Air India is doling out free air tickets to its 24,000 employees, even as it expects to incur a loss of Rs 3,900 crore this financial year and has a debt burden of Rs 35,000 crore.
While its top officers like functional directors and joint managing directors are entitled to get 24 free tickets each year, deputy general managers and above get 20 passages under a scheme called Passage Entitlement-Vacation Travel.
Those in the category of assistant general managers and senior AGMs having less than 20 years of service can avail 12 such tickets and those above 20 years can get 16.
The remaining staffers, who have put in between one and 20 years of service, are entitled to eight free tickets and 12 for those beyond 20 years.
Half of these tickets can be used for international travel, according to the scheme which also makes it clear that the number of such staff-on-leave passage would be determined by the airline’s commercial department.
The scheme comes at a time when the national carrier is estimating a loss of Rs 3,900 crore in 2013-14, though it is down from Rs 5,200 crore reported in 2012-13 and Rs 7,560 crore posted the year before. The airline is also faced with a whopping debt burden of Rs 35,000 crore.
While retired employees can avail this facility on par with what they were getting at the time of superannuation, the scheme also provides that “in exceptional circumstances” an employee could use a maximum of four of his or her own passages for travel of brothers, sisters, son-in-law and daughter-in-law.
Prior to their 2007 merger, senior officials of the two erstwhile carriers used to enjoy unlimited domestic travel, which has now been discontinued.
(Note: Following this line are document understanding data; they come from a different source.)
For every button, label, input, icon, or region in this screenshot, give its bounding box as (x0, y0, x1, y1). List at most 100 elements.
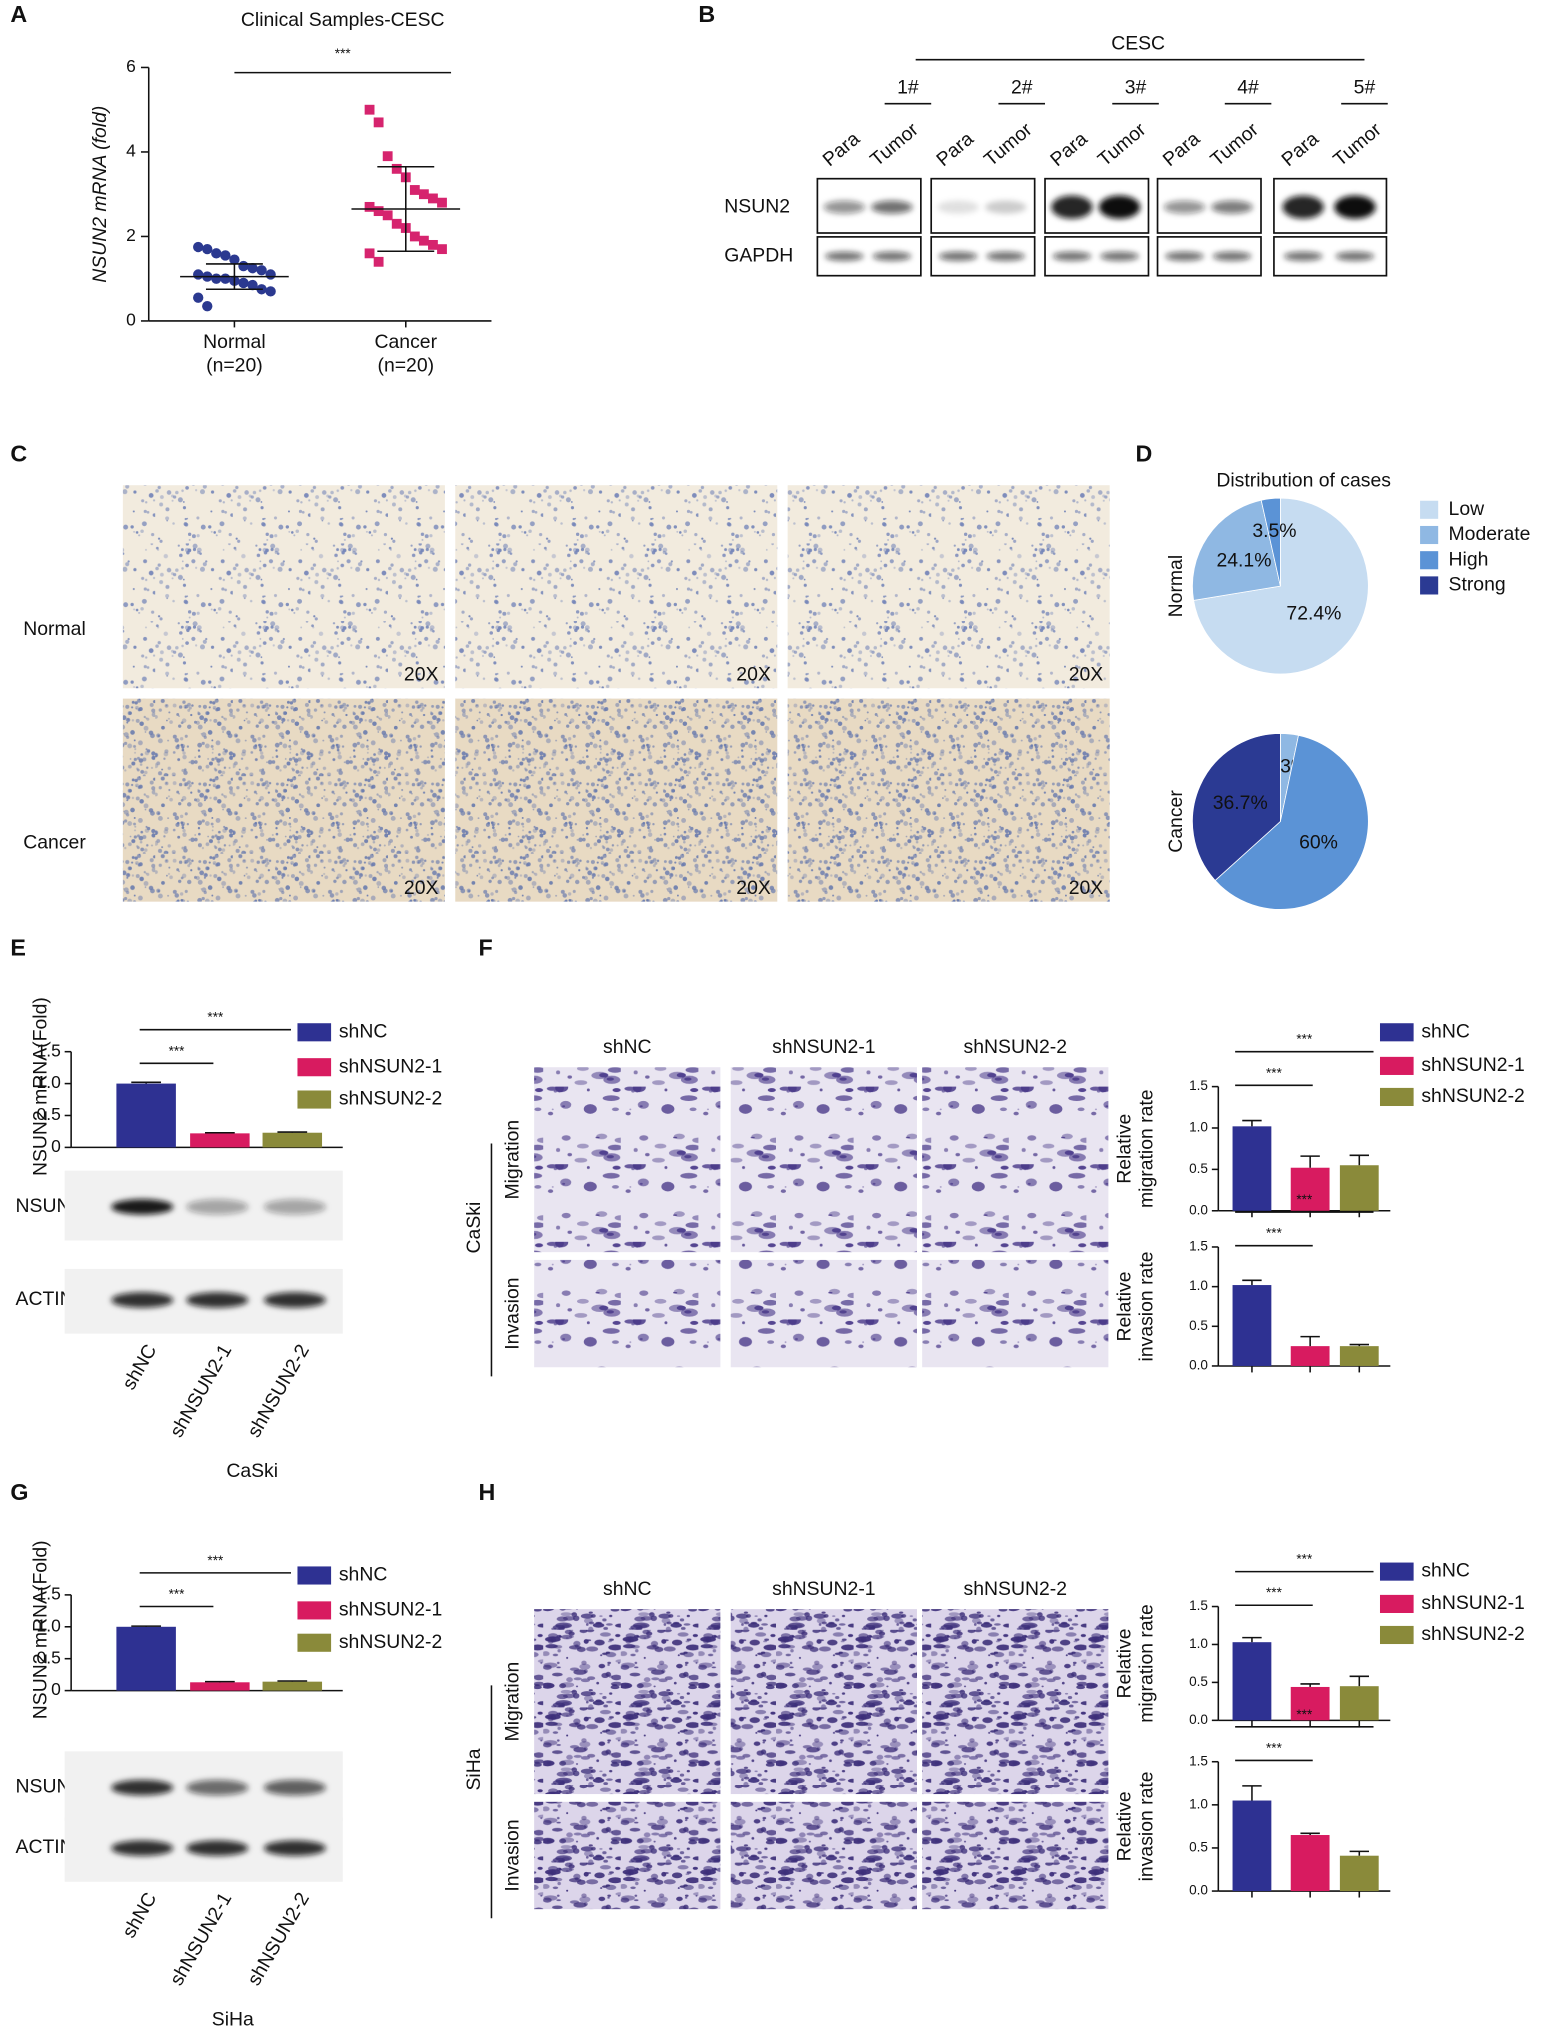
sample-label: 4# (1237, 76, 1259, 98)
legend-swatch (1420, 500, 1439, 519)
panel-label: G (10, 1479, 28, 1505)
bar (1290, 1167, 1330, 1211)
point (418, 235, 429, 246)
legend-label: shNSUN2-1 (1421, 1592, 1524, 1614)
panel-label: E (10, 935, 26, 961)
panel-label: H (479, 1479, 496, 1505)
blot-band (111, 1840, 174, 1856)
transwell-image (730, 1067, 917, 1253)
transwell-image (922, 1801, 1109, 1910)
y-tick-label: 1.0 (1189, 1278, 1208, 1293)
lane-label: Para (932, 128, 978, 171)
y-tick-label: 0 (51, 1679, 61, 1699)
y-tick-label: 0.5 (1189, 1161, 1208, 1176)
micrograph (787, 485, 1110, 689)
legend-swatch (297, 1566, 332, 1585)
point (409, 231, 420, 242)
panel-label: B (698, 1, 715, 27)
blot-band (938, 251, 978, 261)
panel-label: D (1136, 441, 1153, 467)
row-label: GAPDH (724, 244, 793, 266)
legend-swatch (297, 1058, 332, 1077)
bar (1232, 1800, 1272, 1892)
y-axis-label: NSUN2 mRNA(Fold) (30, 1540, 52, 1719)
transwell-image (534, 1067, 721, 1253)
point (364, 104, 375, 115)
y-axis-label: invasion rate (1135, 1251, 1157, 1361)
bar (190, 1682, 250, 1691)
lane-label: shNSUN2-1 (166, 1889, 237, 1990)
blot-band (186, 1779, 249, 1796)
point (437, 244, 447, 255)
blot-band (1282, 195, 1324, 219)
legend-swatch (1379, 1023, 1414, 1042)
transwell-image (730, 1259, 917, 1368)
lane-label: shNSUN2-1 (166, 1341, 237, 1442)
cell-line: SiHa (463, 1748, 485, 1790)
lane-label: shNSUN2-2 (243, 1341, 314, 1442)
point (202, 243, 213, 255)
blot-band (263, 1199, 326, 1215)
y-tick-label: 1.0 (37, 1615, 62, 1635)
panel-label: C (10, 441, 27, 467)
lane-label: Para (1159, 128, 1205, 171)
column-label: shNSUN2-1 (772, 1578, 875, 1600)
lane-label: Para (819, 128, 865, 171)
legend-label: shNSUN2-2 (1421, 1623, 1524, 1645)
column-label: shNC (603, 1578, 652, 1600)
pie-name: Cancer (1165, 790, 1187, 853)
significance: *** (1296, 1707, 1313, 1722)
point (238, 260, 249, 272)
row-label: Migration (502, 1662, 524, 1742)
lane-label: shNSUN2-2 (243, 1889, 314, 1990)
column-label: shNSUN2-2 (964, 1578, 1067, 1600)
y-axis-label: Relative (1113, 1271, 1135, 1341)
legend-swatch (1379, 1087, 1414, 1107)
point (193, 241, 204, 253)
y-tick-label: 1.5 (1189, 1239, 1208, 1254)
point (238, 277, 249, 289)
micrograph (455, 485, 778, 689)
point (428, 193, 438, 204)
pie-slice (1214, 734, 1369, 910)
y-tick-label: 1.0 (1189, 1796, 1208, 1811)
point (247, 262, 258, 274)
micrograph (122, 698, 445, 902)
legend-label: shNC (339, 1020, 388, 1042)
pie-name: Normal (1165, 555, 1187, 618)
y-tick-label: 1.5 (1189, 1078, 1208, 1093)
legend-swatch (1420, 576, 1439, 595)
blot-band (1052, 251, 1092, 261)
significance: *** (207, 1553, 224, 1568)
column-label: shNC (603, 1036, 652, 1058)
legend-label: shNSUN2-2 (339, 1088, 442, 1110)
blot-band (1100, 251, 1139, 261)
legend-label: Moderate (1449, 523, 1531, 545)
transwell-image (922, 1259, 1109, 1368)
value-label: 3.5% (1252, 520, 1296, 542)
point (391, 163, 402, 174)
point (382, 210, 393, 221)
y-axis-label: Relative (1113, 1791, 1135, 1861)
point (247, 279, 258, 291)
blot-band (1163, 200, 1206, 214)
value-label: 72.4% (1286, 603, 1341, 625)
sample-label: 3# (1125, 76, 1147, 98)
legend-label: shNSUN2-2 (339, 1631, 442, 1653)
significance: *** (207, 1010, 224, 1025)
row-label: NSUN2 (724, 195, 790, 217)
y-axis-label: Relative (1113, 1114, 1135, 1184)
y-tick-label: 1.5 (1189, 1753, 1208, 1768)
pie-slice (1260, 497, 1281, 587)
blot-band (263, 1292, 326, 1308)
point (364, 201, 375, 212)
bar (262, 1132, 323, 1148)
y-tick-label: 1.5 (1189, 1598, 1208, 1613)
y-tick-label: 0.0 (1189, 1202, 1208, 1217)
row-label: Migration (502, 1120, 524, 1200)
y-tick-label: 6 (126, 56, 136, 76)
cell-line: CaSki (226, 1460, 278, 1482)
lane-label: Para (1046, 128, 1092, 171)
bar (190, 1133, 250, 1148)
When contacted, Air India officials said the new scheme had been brought to put a cap on the free passage given to the employees, which was unlimited earlier. The scheme, they said, was a substitute for the leave travel concession scheme for government employees which Air India employees do not get.
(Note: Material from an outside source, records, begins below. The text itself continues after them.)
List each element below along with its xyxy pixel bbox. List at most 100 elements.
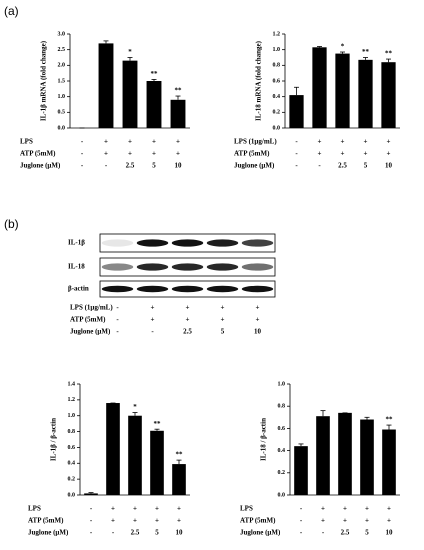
condition-value: - xyxy=(105,162,108,170)
condition-value: - xyxy=(295,150,298,158)
condition-value: 10 xyxy=(386,529,394,537)
condition-value: + xyxy=(321,505,325,513)
condition-value: - xyxy=(295,138,298,146)
condition-value: + xyxy=(177,505,181,513)
condition-value: + xyxy=(128,138,132,146)
bar xyxy=(122,60,138,129)
bar xyxy=(382,429,396,495)
y-tick-label: 0.6 xyxy=(278,426,286,432)
bar xyxy=(312,47,327,128)
condition-value: + xyxy=(343,517,347,525)
condition-value: + xyxy=(155,505,159,513)
bar xyxy=(358,59,373,128)
blot-band xyxy=(241,239,274,247)
y-tick-label: 1.0 xyxy=(58,94,66,100)
significance: ** xyxy=(154,420,162,428)
y-tick-label: 0.0 xyxy=(58,125,66,131)
y-tick-label: 0.6 xyxy=(273,78,281,84)
condition-value: + xyxy=(104,138,108,146)
y-tick-label: 0.6 xyxy=(68,445,76,451)
y-axis-label: IL-1β mRNA (fold change) xyxy=(40,40,48,121)
condition-value: + xyxy=(318,150,322,158)
condition-value: + xyxy=(177,517,181,525)
condition-value: + xyxy=(221,304,225,312)
bar xyxy=(84,493,98,495)
condition-value: - xyxy=(300,505,303,513)
condition-name: Juglone (μM) xyxy=(70,328,111,336)
condition-value: + xyxy=(104,150,108,158)
condition-value: - xyxy=(300,517,303,525)
condition-value: 5 xyxy=(221,328,225,336)
condition-value: + xyxy=(186,316,190,324)
condition-value: 10 xyxy=(175,162,183,170)
blot-label: β-actin xyxy=(68,285,89,293)
blot-band xyxy=(136,285,169,293)
condition-value: 5 xyxy=(155,529,159,537)
y-axis-label: IL-1β / β-actin xyxy=(50,418,58,461)
y-tick-label: 1.4 xyxy=(68,381,76,387)
condition-value: + xyxy=(387,505,391,513)
significance: ** xyxy=(151,70,159,78)
condition-value: 5 xyxy=(364,162,368,170)
condition-name: LPS xyxy=(20,138,33,146)
condition-value: + xyxy=(128,150,132,158)
y-tick-label: 1.0 xyxy=(278,381,286,387)
significance: * xyxy=(133,403,137,411)
blot-band xyxy=(171,239,204,247)
condition-value: + xyxy=(151,304,155,312)
condition-value: + xyxy=(387,138,391,146)
bar xyxy=(98,43,114,128)
condition-value: + xyxy=(111,517,115,525)
condition-name: LPS (1μg/mL) xyxy=(234,138,277,146)
blot-band xyxy=(206,263,239,271)
condition-name: LPS xyxy=(240,505,253,513)
bar xyxy=(128,415,142,495)
condition-value: + xyxy=(111,505,115,513)
y-tick-label: 1.5 xyxy=(58,78,66,84)
condition-value: + xyxy=(152,150,156,158)
condition-value: - xyxy=(90,517,93,525)
y-tick-label: 0.4 xyxy=(68,461,76,467)
y-tick-label: 0.4 xyxy=(273,94,281,100)
bar xyxy=(335,53,350,129)
bar xyxy=(146,81,162,128)
bar xyxy=(294,446,308,495)
condition-name: Juglone (μM) xyxy=(20,162,61,170)
condition-value: 2.5 xyxy=(183,328,192,336)
blot-band xyxy=(241,263,274,271)
condition-value: - xyxy=(81,150,84,158)
condition-value: - xyxy=(300,529,303,537)
y-tick-label: 1.2 xyxy=(273,31,281,37)
y-tick-label: 0.0 xyxy=(278,492,286,498)
significance: ** xyxy=(386,416,394,424)
condition-value: 2.5 xyxy=(126,162,135,170)
bar xyxy=(106,403,120,495)
condition-value: + xyxy=(364,150,368,158)
y-tick-label: 0.2 xyxy=(278,470,286,476)
condition-value: 5 xyxy=(152,162,156,170)
condition-value: + xyxy=(387,517,391,525)
blot-label: IL-18 xyxy=(68,263,85,271)
condition-value: + xyxy=(133,517,137,525)
bar xyxy=(289,95,304,128)
significance: ** xyxy=(385,50,393,58)
y-tick-label: 1.0 xyxy=(273,47,281,53)
condition-name: Juglone (μM) xyxy=(240,529,281,537)
panel-label: (b) xyxy=(4,217,19,231)
y-tick-label: 0.8 xyxy=(278,404,286,410)
condition-value: - xyxy=(318,162,321,170)
significance: * xyxy=(128,48,132,56)
condition-value: 10 xyxy=(176,529,184,537)
condition-value: + xyxy=(256,304,260,312)
bar xyxy=(360,419,374,495)
y-tick-label: 0.8 xyxy=(68,429,76,435)
condition-value: - xyxy=(151,328,154,336)
y-tick-label: 0.8 xyxy=(273,63,281,69)
y-axis-label: IL-18 / β-actin xyxy=(260,418,268,461)
bar xyxy=(316,416,330,495)
y-axis-label: IL-18 mRNA (fold change) xyxy=(255,40,263,121)
condition-value: 5 xyxy=(365,529,369,537)
significance: ** xyxy=(175,87,183,95)
y-tick-label: 0.2 xyxy=(273,110,281,116)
While the free passage scheme was based on the accepted market practices followed by airlines across the globe and in India, the tickets were subject to load factors on each flight, they said.
The national carrier has been dependent on equity infusion by the government, which has so far given it a total of Rs 12,200 crore primarily for paying off loans due to aircraft acquisition.
Equity infusion was being carried out on the basis of the airline achieving set financial and operational targets as part of the Turnaround Plan.
Civil Aviation Minister Ajit Singh had told a parliamentary panel in December that “equity infusion by the government (in Air India) has neither been timely, nor adequate.”
He had also said there was “a shortfall in equity infusion to the tune of Rs 3,574 crore, leading to a liquidity crunch” for the airline.
In the last financial year, the entire airline staff was about 24,000. But after 6,600 were transferred to its two new subsidiaries Air India Engineering Services Ltd and 5,300 to the Air India Air Transport Services Ltd, the airline has over 12,000 on its role. The subsidiaries were floated as part of the turnaround plan.
Due to this, the aircraft-to-employee ratio is expected to come down to 1:179 in 2015-16 from a peak of 1:301 in 2011-12. The ratios include the employees in the two new subsidiaries.
If only the staff strength in the airline is considered, the ratio would improve to 1:82, probably the best globally, the officials said.